¿es esencial el ácido docosahexaenoico (DHA)? Lecciones de la regulación del estado del DHA, nuestra dieta antigua, Epidemiología y ensayos controlados aleatorios

¿es esencial el ácido docosahexaenoico (DHA)? Lecciones de la regulación del estado del DHA, nuestra dieta antigua, Epidemiología y ensayos controlados aleatorios

la dieta humana ha cambiado considerablemente durante los últimos 100 años. , En términos de calidad hemos aumentado nuestras ingestas de ácidos grasos saturados (SFA),1 ácido linoleico (LA) y ácidos grasos trans, concomitantemente con la reducción de las ingestas de ácidos grasos (n-3).

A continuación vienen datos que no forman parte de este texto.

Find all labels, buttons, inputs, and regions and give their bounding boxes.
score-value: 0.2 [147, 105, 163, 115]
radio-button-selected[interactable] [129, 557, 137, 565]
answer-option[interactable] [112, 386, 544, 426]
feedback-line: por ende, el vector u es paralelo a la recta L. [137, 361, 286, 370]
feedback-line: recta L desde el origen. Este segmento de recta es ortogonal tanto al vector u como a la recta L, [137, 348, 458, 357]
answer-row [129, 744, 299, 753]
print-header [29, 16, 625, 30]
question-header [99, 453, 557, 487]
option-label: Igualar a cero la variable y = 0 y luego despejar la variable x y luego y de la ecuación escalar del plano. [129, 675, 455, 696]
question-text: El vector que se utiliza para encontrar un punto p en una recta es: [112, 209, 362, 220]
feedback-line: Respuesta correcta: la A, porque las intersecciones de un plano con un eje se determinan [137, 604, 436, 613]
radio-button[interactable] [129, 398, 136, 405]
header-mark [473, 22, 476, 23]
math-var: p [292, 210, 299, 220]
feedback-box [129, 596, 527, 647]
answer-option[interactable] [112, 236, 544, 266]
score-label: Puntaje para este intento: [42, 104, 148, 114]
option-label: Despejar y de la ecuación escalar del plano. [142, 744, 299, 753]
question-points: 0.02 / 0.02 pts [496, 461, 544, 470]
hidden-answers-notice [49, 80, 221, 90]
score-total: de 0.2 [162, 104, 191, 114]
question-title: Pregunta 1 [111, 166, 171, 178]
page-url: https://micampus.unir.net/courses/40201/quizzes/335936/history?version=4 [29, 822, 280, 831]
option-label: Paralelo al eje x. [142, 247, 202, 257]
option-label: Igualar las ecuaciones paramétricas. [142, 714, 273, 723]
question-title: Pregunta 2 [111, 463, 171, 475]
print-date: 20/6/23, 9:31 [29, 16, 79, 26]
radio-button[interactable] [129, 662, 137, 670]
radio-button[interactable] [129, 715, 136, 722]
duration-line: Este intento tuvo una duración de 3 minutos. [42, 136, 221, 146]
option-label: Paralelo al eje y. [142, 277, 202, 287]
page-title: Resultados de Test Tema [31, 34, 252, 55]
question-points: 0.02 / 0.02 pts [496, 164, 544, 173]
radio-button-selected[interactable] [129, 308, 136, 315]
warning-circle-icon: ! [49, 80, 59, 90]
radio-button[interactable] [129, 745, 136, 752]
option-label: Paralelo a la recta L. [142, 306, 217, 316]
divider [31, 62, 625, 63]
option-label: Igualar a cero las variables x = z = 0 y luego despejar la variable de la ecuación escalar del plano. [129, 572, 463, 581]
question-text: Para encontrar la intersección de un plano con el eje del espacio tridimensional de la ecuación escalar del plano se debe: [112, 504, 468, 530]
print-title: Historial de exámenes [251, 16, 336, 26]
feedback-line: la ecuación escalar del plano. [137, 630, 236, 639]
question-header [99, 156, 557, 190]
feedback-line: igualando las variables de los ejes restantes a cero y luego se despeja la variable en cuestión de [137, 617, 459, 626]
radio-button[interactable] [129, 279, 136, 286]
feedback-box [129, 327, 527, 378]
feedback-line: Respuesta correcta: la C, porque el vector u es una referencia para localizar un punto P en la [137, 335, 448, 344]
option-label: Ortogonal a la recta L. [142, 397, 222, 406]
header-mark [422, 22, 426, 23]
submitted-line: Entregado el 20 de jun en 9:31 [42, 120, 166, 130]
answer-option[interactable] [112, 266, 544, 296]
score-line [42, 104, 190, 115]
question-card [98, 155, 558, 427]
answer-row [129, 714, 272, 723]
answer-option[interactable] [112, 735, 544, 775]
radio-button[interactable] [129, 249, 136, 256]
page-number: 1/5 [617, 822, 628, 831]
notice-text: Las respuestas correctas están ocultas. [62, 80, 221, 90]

Este último comprende una menor ingesta de alimentos ricos en ácido α-linolénico (ALA) y un menor consumo de PUFA de cadena larga de la serie (n-3), es decir , ácidos eicosapentaenoico (EPA) y docosahexaenoico (DHA), especialmente de pescado (1)., Estos cambios dietéticos y otros cambios ambientales se consideran una de las principales causas de la rápida expansión de las enfermedades crónicas relacionadas con la dieta (2), incluidas las enfermedades cardiovasculares (ECV) en el siglo pasado. Es poco probable que nuestra constitución genética haya seguido el ritmo de la dieta cambiante. Por consiguiente, los hábitos nutricionales actuales no son los mismos que los que se basan en nuestros genes (2). El regreso a lo básico puede ser indicado, pero desafortunadamente no tenemos un conocimiento confiable de la dieta antigua en la que evolucionaron nuestros genes., En este estudio de la literatura buscamos encontrar si LC (n-3) P, y especialmente DHA, son esenciales.

metabolismo y función de los ácidos grasos esenciales (EFA).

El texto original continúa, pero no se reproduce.